Here are the four main ways that freight companies extract more money than they should out of their customers.

1.Fuel levies

Many transport companies charge a fuel levy as standard and it’s a practice that’s not usually questioned by their customers. If you look around you’ll see a wide variation between different freight companies but one thing they all have in common is that they usually charge a retail priced based formula when they get their fuel at wholesale prices. Fuel companies also receive a government rebate on their fuel which means that they are not as out of pocket by their fuel costs as they might make out.

2. Variations in rate card

Have you looked at your transport company’s rate card?
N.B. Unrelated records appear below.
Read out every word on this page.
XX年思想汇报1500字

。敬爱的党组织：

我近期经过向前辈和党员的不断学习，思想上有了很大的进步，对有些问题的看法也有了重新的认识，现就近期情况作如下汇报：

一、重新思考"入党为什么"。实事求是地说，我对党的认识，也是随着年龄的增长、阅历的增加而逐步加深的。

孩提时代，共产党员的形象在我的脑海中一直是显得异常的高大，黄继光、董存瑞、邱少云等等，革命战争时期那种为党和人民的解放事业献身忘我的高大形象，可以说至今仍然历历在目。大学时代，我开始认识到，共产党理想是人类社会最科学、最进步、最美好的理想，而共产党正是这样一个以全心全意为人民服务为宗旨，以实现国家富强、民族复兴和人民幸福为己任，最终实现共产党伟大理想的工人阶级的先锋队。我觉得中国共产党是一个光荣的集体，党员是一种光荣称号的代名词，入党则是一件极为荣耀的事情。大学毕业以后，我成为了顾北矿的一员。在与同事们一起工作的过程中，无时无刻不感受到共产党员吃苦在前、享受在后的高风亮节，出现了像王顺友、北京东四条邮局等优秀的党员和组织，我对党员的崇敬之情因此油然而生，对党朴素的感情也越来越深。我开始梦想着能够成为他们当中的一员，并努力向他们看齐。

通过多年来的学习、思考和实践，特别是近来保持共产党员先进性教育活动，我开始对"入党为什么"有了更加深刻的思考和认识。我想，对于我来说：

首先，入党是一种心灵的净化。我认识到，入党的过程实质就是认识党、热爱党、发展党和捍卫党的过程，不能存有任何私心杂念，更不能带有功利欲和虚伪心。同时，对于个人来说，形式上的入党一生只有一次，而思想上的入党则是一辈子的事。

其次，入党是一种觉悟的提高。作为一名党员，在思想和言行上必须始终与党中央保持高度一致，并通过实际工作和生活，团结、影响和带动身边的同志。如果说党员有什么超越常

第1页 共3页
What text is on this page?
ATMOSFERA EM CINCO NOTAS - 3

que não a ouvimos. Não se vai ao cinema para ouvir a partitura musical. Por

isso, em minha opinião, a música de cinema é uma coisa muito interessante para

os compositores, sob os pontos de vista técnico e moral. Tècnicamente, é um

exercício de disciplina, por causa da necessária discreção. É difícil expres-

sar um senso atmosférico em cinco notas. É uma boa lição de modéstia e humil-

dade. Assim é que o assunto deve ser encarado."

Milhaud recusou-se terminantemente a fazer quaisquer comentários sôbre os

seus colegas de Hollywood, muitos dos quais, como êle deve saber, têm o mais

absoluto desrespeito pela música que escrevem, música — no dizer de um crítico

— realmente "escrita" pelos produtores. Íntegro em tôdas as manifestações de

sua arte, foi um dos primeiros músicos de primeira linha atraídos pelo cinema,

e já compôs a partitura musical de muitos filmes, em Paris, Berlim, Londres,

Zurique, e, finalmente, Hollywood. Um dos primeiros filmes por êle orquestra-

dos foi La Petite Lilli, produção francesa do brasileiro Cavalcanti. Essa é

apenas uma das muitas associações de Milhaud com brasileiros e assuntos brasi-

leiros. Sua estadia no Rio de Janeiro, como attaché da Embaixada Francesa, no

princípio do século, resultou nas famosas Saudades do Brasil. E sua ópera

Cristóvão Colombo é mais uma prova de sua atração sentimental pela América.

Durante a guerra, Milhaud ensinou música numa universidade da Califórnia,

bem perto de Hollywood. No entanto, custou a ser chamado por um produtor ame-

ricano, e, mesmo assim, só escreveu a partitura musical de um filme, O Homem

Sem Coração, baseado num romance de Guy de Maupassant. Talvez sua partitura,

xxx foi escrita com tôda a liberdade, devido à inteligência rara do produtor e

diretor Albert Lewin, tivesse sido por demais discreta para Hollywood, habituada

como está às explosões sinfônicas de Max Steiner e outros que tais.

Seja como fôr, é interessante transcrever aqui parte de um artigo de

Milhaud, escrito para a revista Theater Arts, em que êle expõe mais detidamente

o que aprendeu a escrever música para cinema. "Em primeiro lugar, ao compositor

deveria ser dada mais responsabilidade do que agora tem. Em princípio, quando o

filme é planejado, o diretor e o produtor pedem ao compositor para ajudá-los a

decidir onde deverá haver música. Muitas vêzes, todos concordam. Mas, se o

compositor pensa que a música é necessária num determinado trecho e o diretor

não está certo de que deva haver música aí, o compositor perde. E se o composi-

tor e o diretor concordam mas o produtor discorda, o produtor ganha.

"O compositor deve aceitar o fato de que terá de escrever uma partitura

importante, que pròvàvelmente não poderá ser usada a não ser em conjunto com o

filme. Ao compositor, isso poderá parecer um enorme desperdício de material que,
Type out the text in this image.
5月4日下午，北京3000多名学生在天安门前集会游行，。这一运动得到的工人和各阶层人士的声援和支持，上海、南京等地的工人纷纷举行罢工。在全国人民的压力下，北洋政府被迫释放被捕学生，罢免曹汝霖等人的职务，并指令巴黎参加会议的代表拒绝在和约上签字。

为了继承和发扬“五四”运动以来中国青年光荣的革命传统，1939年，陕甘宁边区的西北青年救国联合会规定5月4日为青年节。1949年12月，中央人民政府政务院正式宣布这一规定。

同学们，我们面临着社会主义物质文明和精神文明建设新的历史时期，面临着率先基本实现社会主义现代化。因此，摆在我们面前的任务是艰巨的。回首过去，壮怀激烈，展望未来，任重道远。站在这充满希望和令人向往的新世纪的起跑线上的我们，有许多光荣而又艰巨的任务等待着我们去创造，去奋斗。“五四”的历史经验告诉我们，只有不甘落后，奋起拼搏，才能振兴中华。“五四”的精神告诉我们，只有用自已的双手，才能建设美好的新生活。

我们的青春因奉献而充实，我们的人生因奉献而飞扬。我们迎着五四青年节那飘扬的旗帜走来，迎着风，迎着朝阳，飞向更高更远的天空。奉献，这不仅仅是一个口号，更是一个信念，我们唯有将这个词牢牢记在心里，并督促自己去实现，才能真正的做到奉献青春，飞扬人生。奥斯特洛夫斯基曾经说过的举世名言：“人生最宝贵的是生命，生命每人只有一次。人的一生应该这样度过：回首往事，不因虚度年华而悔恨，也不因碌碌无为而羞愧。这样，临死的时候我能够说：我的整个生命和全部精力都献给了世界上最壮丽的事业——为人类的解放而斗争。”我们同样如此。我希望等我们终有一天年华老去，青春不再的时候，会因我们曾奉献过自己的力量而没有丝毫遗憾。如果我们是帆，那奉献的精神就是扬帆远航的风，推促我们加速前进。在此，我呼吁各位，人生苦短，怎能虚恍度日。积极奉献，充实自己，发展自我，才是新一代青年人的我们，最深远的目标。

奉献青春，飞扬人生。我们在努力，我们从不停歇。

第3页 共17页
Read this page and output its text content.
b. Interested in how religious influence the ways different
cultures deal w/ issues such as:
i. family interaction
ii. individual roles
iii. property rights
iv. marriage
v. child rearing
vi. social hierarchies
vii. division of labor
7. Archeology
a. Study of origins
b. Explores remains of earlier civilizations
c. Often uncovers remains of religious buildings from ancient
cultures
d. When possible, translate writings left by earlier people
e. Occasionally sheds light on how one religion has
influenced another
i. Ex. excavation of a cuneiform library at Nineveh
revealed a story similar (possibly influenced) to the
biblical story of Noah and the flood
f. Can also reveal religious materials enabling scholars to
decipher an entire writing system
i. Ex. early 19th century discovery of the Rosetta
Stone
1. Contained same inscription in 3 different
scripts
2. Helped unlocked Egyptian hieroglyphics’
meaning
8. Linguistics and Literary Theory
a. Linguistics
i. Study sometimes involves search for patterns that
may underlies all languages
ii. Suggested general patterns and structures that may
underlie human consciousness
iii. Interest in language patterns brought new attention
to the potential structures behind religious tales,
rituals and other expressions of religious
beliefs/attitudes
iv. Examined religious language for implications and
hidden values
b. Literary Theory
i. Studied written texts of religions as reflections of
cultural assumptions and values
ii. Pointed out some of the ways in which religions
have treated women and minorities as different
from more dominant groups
There can be several pricing formats on a rate card including basic charge and kilogram, carton and pallet rates as well as a number of other fees that you may be slapped with here and there. The rate card structures can be incredibly confusing, and can lead to you paying much more than you need to for your freight as well as spending money on additional charges that may or may not be necessary.

3. Zone to postcode files

You would think that a major city like Sydney would be the same for all the different transport companies but this is far from the case. Each and every transport company has their own zone structure and each zone has their own different postcode range. This means that if you’re sending to a capital city and you want to avoid paying regional fees, you need to check the individual file for your carrier to ensure where you’re sending to falls into their definition of metropolitan.

4. Cubic conversion

Cubic conversion rates make a big difference to the amount of freight you will be charged for and with standard cubic conversion factors of 250 or 333 you may be paying far over and above what you should be. Cubic weight is calculated by length multiplied by width multiplied by height then multiplied by the conversion factor. If you compare the dead weight of your items to the charge weight you may be surprised how much more you’re paying for than you should be.
Revenue raising tricks are common throughout the transportation industry and while you may be able to negotiate on some, your best weapon against being overcharged is knowledge and constant monitoring of your invoices. A freight auditing service can really help you get to grips with your freight charges and see where you’re paying too much or having the wool pulled over your eyes.